Of this, tax sleuths have recovered an amount of Rs 25,000 crore during this period, as per the data available with the finance ministry
The government has detected Goods and Services Tax (GST) evasion of over Rs 45,000 crore during the financial year 2018-19. Of this, tax sleuths have recovered an amount of Rs 25,000 crore during this period, as per the data available with the finance ministry. The revenue department of the ministry has registered around 37,000 cases in the last fiscal.
The cases registered by the tax authorities range from misuse of Input Tax Credit (ITC), mis-declaration to non-filing of GST returns. The most common modus operandi of evasion is the use of fake invoices. Close to 2,000 cases of fake invoices involving Rs 8,000 crore were registered during 2018-19. Tax sleuths recovered Rs 736 crore of the total tax evaded on account of fake invoices.
According to experts, this will be a small percentage of the tax leakage that takes place in the system. There are, however, no formal estimates to show the possible tax evasion that takes place in the country.
“What one can say about gold smuggling is that 3-10% of the smuggled amount of gold gets detected. Similarly, only a small percentage of GST gets detected.
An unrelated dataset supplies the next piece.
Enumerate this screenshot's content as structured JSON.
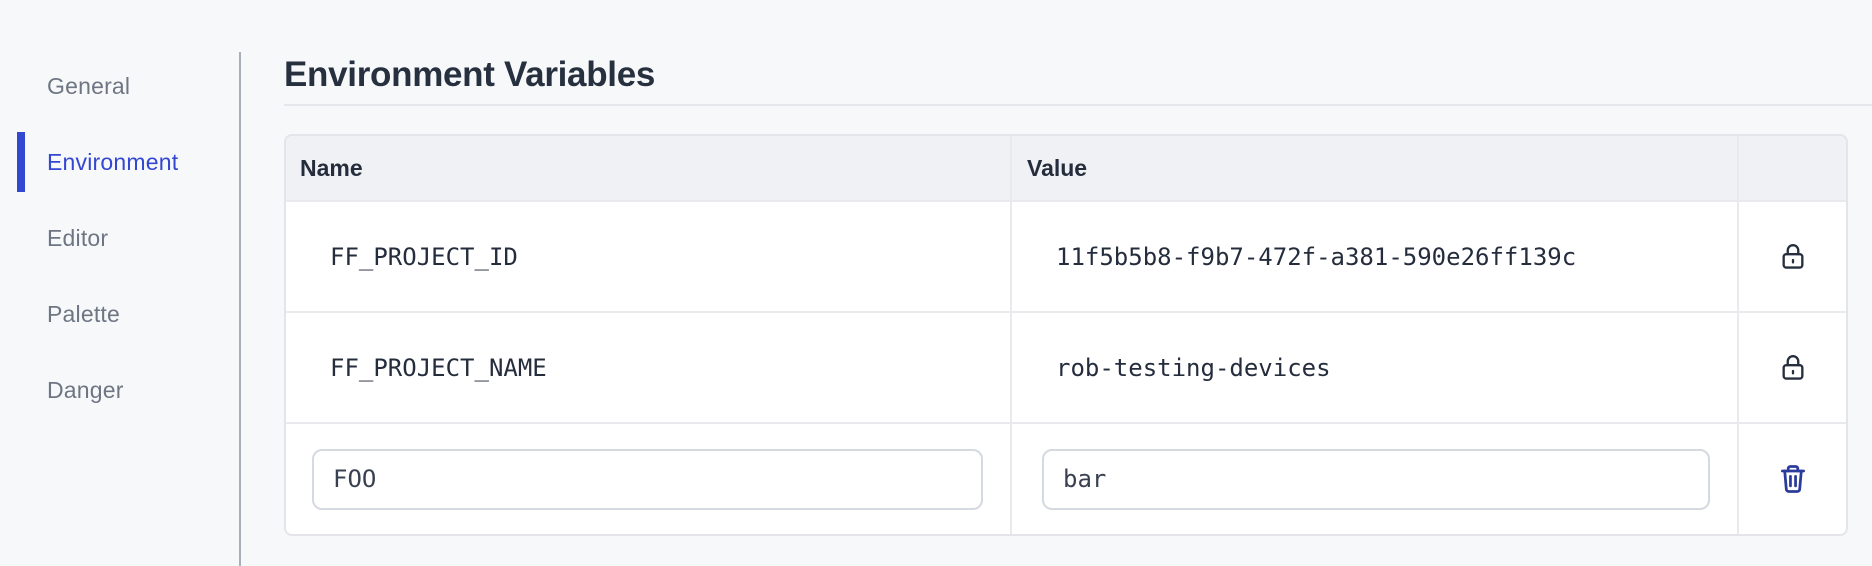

But it is difficult to say the same for GST unless there is a proper study,” said Arun Kumar, former professor of Economics at Jawaharlal Nehru University.
It is difficult to detect tax evasion given the complexity of GST. “The complex system lends itself to tax evasion. Many items are exempt from taxes which breaks the chain. For example, wheat is exempt, atta (flour) is not. You can evade taxes on the amount of wheat you are buying and therefore not pay on the atta you sell by under-invoicing. There are many other items like these that are tax-exempt. This enables the generation of fake invoices. Tax leakage takes place further when people on the basis of fake bills claim fake credit through ITC,” he said.
“Earlier, the evasion of excise and sales tax was rampant through under-invoicing, over-invoicing and fake invoicing. The tax leakage continues to take place the same way even in the new tax regime,” said Shashi Bhushan Singh, former member, Central Board of Indirect Taxes and Customs. The GST was implemented in July 2017 after the single tax subsumed various taxes, including excise and sales tax. All the goods and services were placed under 0%, 5%, 12%, 18% and 28% tax slabs.
In the first year of implementation of the new regime, tax sleuths detected GST evasion of over Rs 4,400 crore.
“Fake companies are being set up to claim ITC. It is difficult to detect them where the entire chain of production of supply is outside the bill network. That’s why a small percentage of the entire amount of GST gets collected,” said Kumar.
GST collections have been stagnating at around Rs 1 lakh for the last few months against the monthly target of Rs 1.14 lakh crore for the current financial year. Last year, the shortfall in GST was to the tune of Rs 80,000 crore with the monthly collections averaging around Rs 97,000 crore, whereas the target was Rs 1.1 lakh crore.
Professor Kumar suggests simplifying the destination tax by levying tax at the final stage. “The GST should be levied on the final consumption, leaving out the intermediate stages of production and distribution. Currently, a product is taxed at 100 places and scores of entries are required to be made. Since the complexities of GST arises due to the various intermediate stages of transactions, sales, production, transportation, accounting.. why not simplify the tax by eliminating the intermediate stages of tax. These stages are anyway passing on the tax to the final stage. At the earlier stages, one pays tax on inputs and claims the credit through ITC,” Kumar said.